Template creation is the next openEHR layer - these aggregate the archetypes together to represent the requirements for a specific clinical activity and then constrain them down from their fully inclusive state to something that is 'fit for use' for a given clinician in a given clinical situation. Terminology subsets are also integrated in appropriate places into the archetypes (sometimes) and templates (usually) to round out the expressiveness needed by computable clinical models in clinical care - neither the structure nor the terminology can do this in isolation.

Once a critical mass of these archetypes are published we will be able to support a breadth clinical diversity across eHealth projects - the need for rigid, inflexible messages and documents to support any health information exchange has been largely overcome. Clinicians will only need to agree these types of messages or documents where there is a measurable benefit for doing so, and at all other times they can focus on ensuring that they express their archetype-based clinical records as flexibly as they need to for patient care. Sure, the human factors remain unresolved - but not even the most perfect EHR will solve these issues!
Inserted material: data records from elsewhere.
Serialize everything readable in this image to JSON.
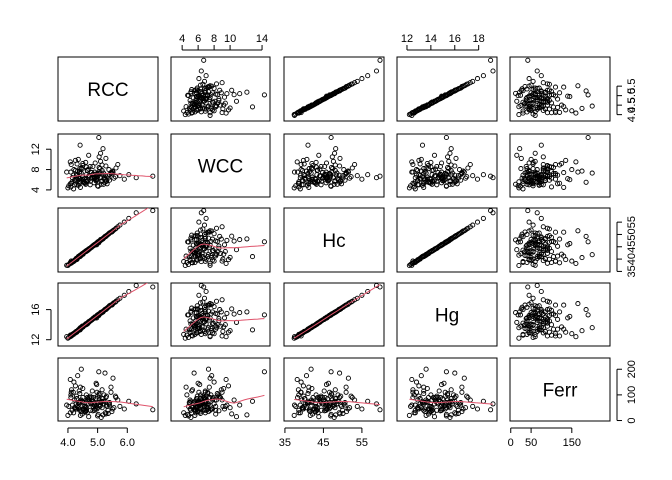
{
  "chart_data": {
    "type": "scatter",
    "variables": [
      "RCC",
      "WCC",
      "Hc",
      "Hg",
      "Ferr"
    ],
    "axis_ranges": {
      "RCC": [
        3.8,
        6.9
      ],
      "WCC": [
        3.1,
        14.5
      ],
      "Hc": [
        35.8,
        59.7
      ],
      "Hg": [
        11.5,
        19.2
      ],
      "Ferr": [
        8,
        234
      ]
    },
    "axis_ticks": {
      "RCC": {
        "ticks": [
          4.0,
          4.5,
          5.0,
          5.5,
          6.0
        ],
        "labels": [
          "4.0",
          "4.5",
          "5.0",
          "5.5",
          "6.0"
        ]
      },
      "WCC": {
        "ticks": [
          4,
          6,
          8,
          10,
          12,
          14
        ],
        "labels": [
          "4",
          "6",
          "8",
          "10",
          "12",
          "14"
        ]
      },
      "Hc": {
        "ticks": [
          35,
          40,
          45,
          50,
          55,
          60
        ],
        "labels": [
          "35",
          "40",
          "45",
          "50",
          "55",
          "60"
        ]
      },
      "Hg": {
        "ticks": [
          12,
          14,
          16,
          18
        ],
        "labels": [
          "12",
          "14",
          "16",
          "18"
        ]
      },
      "Ferr": {
        "ticks": [
          0,
          50,
          100,
          150,
          200
        ],
        "labels": [
          "0",
          "50",
          "100",
          "150",
          "200"
        ]
      }
    },
    "top_axis_ticks": {
      "WCC": [
        "4",
        "6",
        "8",
        "10",
        "14"
      ],
      "Hg": [
        "12",
        "14",
        "16",
        "18"
      ]
    },
    "right_axis_ticks": {
      "RCC": [
        "4.0",
        "4.5",
        "5.0",
        "5.5"
      ],
      "Hc": [
        "35",
        "40",
        "45",
        "50",
        "55"
      ],
      "Ferr": [
        "0",
        "100",
        "200"
      ]
    },
    "left_axis_ticks": {
      "WCC": [
        "4",
        "8",
        "12"
      ],
      "Hg": [
        "12",
        "16"
      ]
    },
    "bottom_axis_ticks": {
      "RCC": [
        "4.0",
        "5.0",
        "6.0"
      ],
      "Hc": [
        "35",
        "45",
        "55"
      ],
      "Ferr": [
        "0",
        "50",
        "150"
      ]
    },
    "lower_panels_smoother": true,
    "smoother_color": "#DF536B",
    "point_style": "open circle",
    "observations": {
      "RCC": [
        3.96,
        4.41,
        4.14,
        4.11,
        4.45,
        4.1,
        4.31,
        4.42,
        4.3,
        4.51,
        4.62,
        5.04,
        4.97,
        4.35,
        4.19,
        4.3,
        4.38,
        4.29,
        4.4,
        4.12,
        4.03,
        4.5,
        4.25,
        4.22,
        4.08,
        4.6,
        4.35,
        4.4,
        4.25,
        4.5,
        4.15,
        4.38,
        4.62,
        4.3,
        4.2,
        4.55,
        4.72,
        4.4,
        4.1,
        4.28,
        4.65,
        4.5,
        4.35,
        4.8,
        4.22,
        4.45,
        4.18,
        4.6,
        4.9,
        4.33,
        4.55,
        4.75,
        4.4,
        4.85,
        4.95,
        4.25,
        4.7,
        4.58,
        4.65,
        4.48,
        4.82,
        4.52,
        4.7,
        4.88,
        4.45,
        4.75,
        4.6,
        5.0,
        4.9,
        4.68,
        4.78,
        5.05,
        4.62,
        4.85,
        4.95,
        5.1,
        4.72,
        4.88,
        4.98,
        4.82,
        5.15,
        4.95,
        5.05,
        4.9,
        5.2,
        5.0,
        4.86,
        5.1,
        5.25,
        5.02,
        4.92,
        5.15,
        5.3,
        5.08,
        4.98,
        5.2,
        5.12,
        5.35,
        5.05,
        5.22,
        5.4,
        5.15,
        5.28,
        5.1,
        5.45,
        5.32,
        5.18,
        5.5,
        5.25,
        5.38,
        5.6,
        5.3,
        5.45,
        5.55,
        5.68,
        5.4,
        5.52,
        5.75,
        5.62,
        5.9,
        6.05,
        6.3,
        4.0,
        4.08,
        4.48,
        4.7,
        5.0,
        5.18,
        5.36,
        5.48,
        4.76,
        4.92,
        5.12,
        5.28,
        4.56,
        4.84,
        5.02,
        5.26,
        6.86,
        4.42,
        4.66,
        5.04
      ],
      "WCC": [
        7.5,
        12.8,
        5.6,
        9.0,
        5.9,
        7.5,
        9.1,
        4.5,
        5.0,
        6.0,
        8.5,
        7.2,
        6.2,
        10.0,
        4.2,
        6.8,
        5.5,
        7.0,
        8.2,
        5.3,
        4.8,
        6.5,
        7.8,
        5.0,
        9.5,
        6.0,
        4.9,
        7.2,
        5.8,
        8.8,
        6.4,
        5.2,
        7.0,
        6.3,
        8.0,
        5.4,
        6.8,
        7.6,
        4.6,
        6.1,
        5.7,
        9.2,
        6.6,
        7.4,
        5.9,
        8.3,
        6.9,
        5.1,
        6.4,
        7.7,
        5.6,
        8.6,
        6.2,
        7.1,
        5.8,
        9.8,
        6.7,
        5.3,
        7.9,
        6.1,
        6.9,
        5.5,
        8.1,
        6.4,
        7.3,
        5.0,
        9.4,
        6.6,
        7.5,
        5.9,
        6.3,
        8.4,
        5.7,
        7.0,
        6.0,
        11.2,
        6.8,
        5.4,
        7.2,
        6.5,
        8.9,
        5.8,
        7.6,
        6.2,
        5.1,
        7.1,
        6.7,
        9.6,
        5.5,
        6.9,
        6.4,
        7.8,
        5.9,
        8.2,
        6.1,
        7.3,
        5.6,
        6.8,
        10.5,
        6.3,
        7.0,
        5.8,
        8.7,
        6.5,
        7.4,
        5.2,
        6.9,
        7.7,
        6.0,
        8.0,
        6.6,
        5.7,
        7.2,
        6.3,
        9.0,
        5.9,
        7.5,
        6.8,
        8.3,
        6.1,
        7.0,
        6.4,
        4.4,
        5.2,
        8.2,
        10.8,
        4.8,
        12.1,
        6.3,
        7.3,
        5.7,
        9.3,
        5.1,
        10.2,
        6.2,
        8.6,
        4.7,
        6.9,
        6.7,
        5.6,
        7.8,
        14.3
      ],
      "Hc": [
        37.5,
        41.0,
        38.6,
        39.2,
        41.5,
        38.3,
        40.0,
        41.2,
        39.8,
        42.0,
        43.1,
        46.6,
        45.8,
        40.7,
        39.0,
        40.2,
        41.0,
        39.9,
        41.3,
        38.5,
        37.8,
        42.1,
        39.6,
        39.4,
        38.2,
        43.0,
        40.8,
        41.0,
        39.7,
        42.3,
        39.0,
        41.2,
        43.3,
        40.1,
        39.2,
        42.8,
        44.2,
        41.4,
        38.6,
        40.3,
        43.6,
        42.0,
        41.0,
        44.8,
        39.5,
        41.9,
        39.1,
        43.2,
        45.9,
        40.6,
        42.7,
        44.4,
        41.3,
        45.4,
        46.1,
        39.8,
        44.0,
        43.0,
        43.5,
        42.1,
        45.2,
        42.5,
        44.1,
        45.6,
        41.8,
        44.4,
        43.1,
        46.8,
        45.7,
        43.9,
        44.8,
        47.1,
        43.4,
        45.5,
        46.3,
        47.9,
        44.2,
        45.7,
        46.5,
        45.1,
        48.1,
        46.3,
        47.2,
        45.9,
        48.6,
        46.8,
        45.4,
        47.6,
        49.2,
        46.9,
        46.0,
        48.1,
        49.5,
        47.4,
        46.6,
        48.5,
        47.9,
        50.0,
        47.3,
        48.8,
        50.6,
        48.0,
        49.2,
        47.6,
        50.9,
        49.7,
        48.3,
        51.4,
        49.0,
        50.3,
        52.2,
        49.5,
        50.9,
        51.8,
        53.1,
        50.6,
        51.5,
        53.8,
        52.5,
        55.0,
        56.5,
        58.8,
        37.4,
        38.6,
        42.2,
        43.8,
        46.9,
        48.2,
        50.1,
        51.0,
        44.5,
        45.8,
        47.8,
        49.3,
        42.8,
        45.3,
        47.0,
        49.1,
        59.7,
        41.6,
        43.4,
        47.0
      ],
      "Hg": [
        12.4,
        13.3,
        12.7,
        12.5,
        13.5,
        12.5,
        13.1,
        13.4,
        13.0,
        13.7,
        14.0,
        15.2,
        14.9,
        13.2,
        12.7,
        13.1,
        13.4,
        13.0,
        13.4,
        12.5,
        12.3,
        13.7,
        12.9,
        12.9,
        12.4,
        14.0,
        13.3,
        13.4,
        12.9,
        13.8,
        12.7,
        13.4,
        14.1,
        13.1,
        12.8,
        13.9,
        14.4,
        13.5,
        12.6,
        13.1,
        14.2,
        13.7,
        13.3,
        14.6,
        12.9,
        13.6,
        12.8,
        14.1,
        14.9,
        13.2,
        13.9,
        14.5,
        13.5,
        14.8,
        15.0,
        13.0,
        14.3,
        14.0,
        14.2,
        13.7,
        14.7,
        13.8,
        14.4,
        14.9,
        13.6,
        14.5,
        14.0,
        15.2,
        14.9,
        14.3,
        14.6,
        15.4,
        14.1,
        14.8,
        15.1,
        15.6,
        14.4,
        14.9,
        15.2,
        14.7,
        15.7,
        15.1,
        15.4,
        15.0,
        15.8,
        15.3,
        14.8,
        15.5,
        16.0,
        15.3,
        15.0,
        15.7,
        16.1,
        15.5,
        15.2,
        15.8,
        15.6,
        16.3,
        15.4,
        15.9,
        16.5,
        15.6,
        16.0,
        15.5,
        16.6,
        16.2,
        15.7,
        16.7,
        16.0,
        16.4,
        17.0,
        16.1,
        16.6,
        16.9,
        17.3,
        16.5,
        16.8,
        17.5,
        17.1,
        17.9,
        18.4,
        19.2,
        12.2,
        12.6,
        13.8,
        14.3,
        15.3,
        15.7,
        16.3,
        16.6,
        14.5,
        14.9,
        15.6,
        16.1,
        13.9,
        14.8,
        15.3,
        16.0,
        19.0,
        13.6,
        14.1,
        15.3
      ],
      "Ferr": [
        60,
        75,
        40,
        110,
        35,
        90,
        55,
        130,
        45,
        70,
        100,
        60,
        140,
        50,
        30,
        85,
        65,
        95,
        40,
        120,
        55,
        75,
        45,
        80,
        160,
        35,
        70,
        105,
        50,
        90,
        60,
        115,
        40,
        85,
        150,
        55,
        75,
        45,
        100,
        65,
        30,
        125,
        70,
        90,
        50,
        80,
        110,
        40,
        60,
        175,
        45,
        95,
        70,
        55,
        85,
        135,
        65,
        50,
        90,
        75,
        115,
        45,
        80,
        60,
        200,
        70,
        55,
        95,
        40,
        85,
        65,
        105,
        50,
        75,
        145,
        60,
        90,
        70,
        45,
        80,
        120,
        55,
        100,
        65,
        75,
        50,
        90,
        60,
        185,
        70,
        45,
        85,
        95,
        55,
        110,
        65,
        75,
        40,
        80,
        100,
        60,
        50,
        90,
        70,
        130,
        55,
        85,
        45,
        75,
        65,
        95,
        60,
        110,
        50,
        80,
        70,
        165,
        55,
        90,
        45,
        75,
        65,
        20,
        30,
        25,
        15,
        18,
        22,
        28,
        35,
        40,
        45,
        12,
        26,
        33,
        38,
        24,
        30,
        42,
        20,
        80,
        190,
        210,
        95
      ]
    }
  }
}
So can clinicians agree? Yes! It is happening in many areas related to data structure, creating a solid framework for our electronic health records. Archetypes are the tightly managed building blocks; templates enable safe and flexible expression of clinical and patient records - allowing the best of both worlds, both governance AND clinical diversity to flourish... and the clinicians are finally able to actively participate in shaping their EHRs.